Production was initially very strong on the back of excellent pasture growth.
Fonterra Cooperative Group’s milk production was running about 5 percent higher season-to-date in January compared to last year. However, the country’s dominant milk processor now expects total collection will be 0.3 percent higher at 1,510 million kilograms of milk solids due to hot, dry weather. Fonterra collects more than 80 percent of New Zealand’s milk.
Warm and dry weather from early January brought with it drought-like conditions for much of New Zealand, said Julia Jones, NZX head of analytics. The New Zealand dairy season runs from June 1 to May 31.
As dry conditions continued over the following months, farmers were left at a crossroads, deciding whether to reduce milking frequencies earlier than normal or to apply extra feed to extend milk supplies further into the season, she said.
Industry feedback suggests many opted to dry off and focus more on profit rather than meeting production targets, she said.
It’s not just Fonterra’s farmer looking at a good year.
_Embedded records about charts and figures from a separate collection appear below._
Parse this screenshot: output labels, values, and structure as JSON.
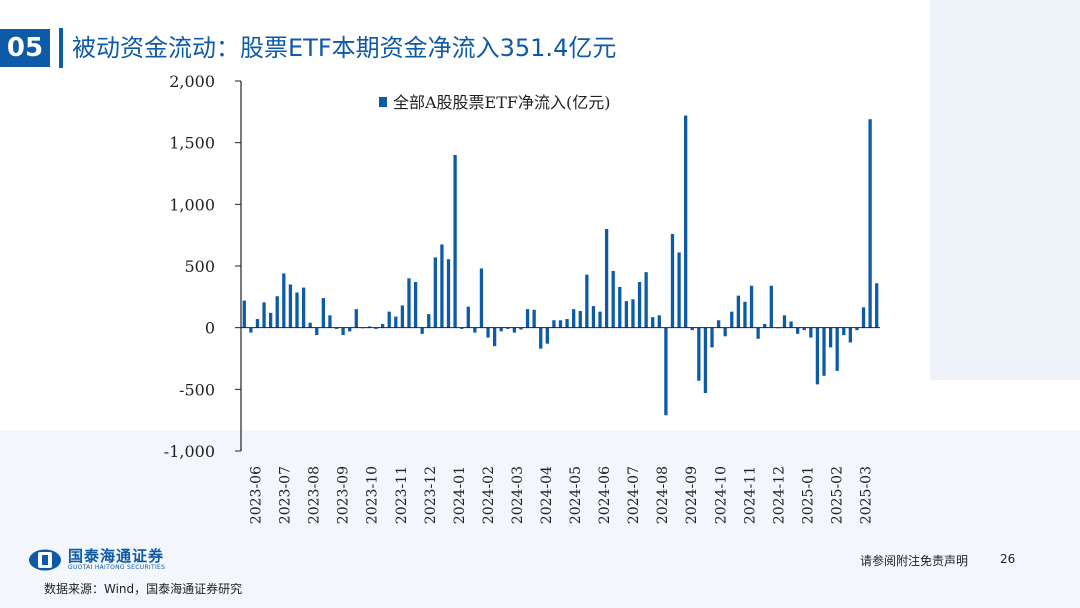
{
  "header": {
    "slide_number": "05",
    "title": "被动资金流动：股票ETF本期资金净流入351.4亿元"
  },
  "footer": {
    "logo_cn": "国泰海通证券",
    "logo_en": "GUOTAI HAITONG SECURITIES",
    "source": "数据来源：Wind，国泰海通证券研究",
    "disclaimer": "请参阅附注免责声明",
    "page": "26"
  },
  "colors": {
    "accent": "#0d5aa7",
    "bar": "#0d5aa7"
  },
  "chart_data": {
    "type": "bar",
    "legend": "全部A股股票ETF净流入(亿元)",
    "legend_position": "top",
    "ylim": [
      -1000,
      2000
    ],
    "yticks": [
      2000,
      1500,
      1000,
      500,
      0,
      -500,
      -1000
    ],
    "ytick_labels": [
      "2,000",
      "1,500",
      "1,000",
      "500",
      "0",
      "-500",
      "-1,000"
    ],
    "xtick_labels": [
      "2023-06",
      "2023-07",
      "2023-08",
      "2023-09",
      "2023-10",
      "2023-11",
      "2023-12",
      "2024-01",
      "2024-02",
      "2024-03",
      "2024-04",
      "2024-05",
      "2024-06",
      "2024-07",
      "2024-08",
      "2024-09",
      "2024-10",
      "2024-11",
      "2024-12",
      "2025-01",
      "2025-02",
      "2025-03"
    ],
    "grid": false,
    "series": [
      {
        "values": [
          220,
          -40,
          70,
          205,
          120,
          255,
          440,
          350,
          285,
          325,
          40,
          -60,
          240,
          100,
          -10,
          -60,
          -30,
          150,
          -5,
          10,
          -10,
          30,
          130,
          90,
          180,
          400,
          370,
          -50,
          110,
          570,
          675,
          555,
          1400,
          -10,
          170,
          -40,
          480,
          -80,
          -150,
          -30,
          -10,
          -40,
          -15,
          150,
          145,
          -170,
          -130,
          60,
          60,
          70,
          150,
          135,
          430,
          175,
          130,
          800,
          460,
          330,
          215,
          230,
          370,
          450,
          85,
          100,
          -710,
          760,
          610,
          1720,
          -20,
          -430,
          -530,
          -160,
          60,
          -70,
          130,
          260,
          210,
          340,
          -90,
          30,
          340,
          -5,
          100,
          50,
          -50,
          -20,
          -80,
          -460,
          -390,
          -160,
          -350,
          -60,
          -120,
          -20,
          165,
          1690,
          360
        ]
      }
    ]
  }
}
Westland’s milk supply from supplying farms in the ’18/19 season to date is up 3.45 percent on the 2017/18 season for the same period. This is up 1 percent on budget, as we had predicted an increase in supply, said chief executive Toni Brendish.
Westland Milk Products is located on the West Coast of New Zealand’s South Island and has signed a conditional agreement to sell the cooperative to Inner Mongolia Yili Industrial Group for $588 million.
Brendish said Westland expects to achieve 65-66 million kgMS this year, slightly below its five-year average of 67 million kgMS. Westland processes between 3 and 4 percent of New Zealand’s milk, depending on fluctuations in the national milk supply.
The increase in supply is largely because we expected, and experienced, better weather in 2018/19. Both 2017/18, and 2016/17 were cold wet seasons that had a direct negative impact on cows’ production, she said.
While the weather was better than previous seasons, the recent drought has impacted.
Overall we have had a steady season and we are 3 percent up on last year, albeit we had a very strong start to the season and have been impacted by dry conditions through late February, March and April,» said Miraka chief executive officer Richard Wyeth. Miraka is owned by several Maori trusts and Vietnam’s Vinamilk, operating near Taupo.
So at the start of January, we were looking at another record year by quite a margin, however, we will end the year slightly ahead of previous seasons but slightly behind budget, he said. Miraka collects 25-26 million kgMS or around 1 percent of the market share, he said.
Shane Lodge, supply and environment manager for Yili-owned Oceania Dairy, said it would collect 250 million litres, in line with our budget. Oceania collects around 1.25 percent of New Zealand’s total milk from near its Glenavy Plant on the South Island.
He said Oceania currently has 73 suppliers and has no plans to increase supply numbers for the upcoming season. The site continues to expand processing capacity, he said.
We are currently adding an additional canning and blending plant, a third UHT line, both due for completion in 2019, and a new laboratory due for completion in 2020. Current staff members are 315 and the plan is to be close to 400 by Christmas 2019, he said.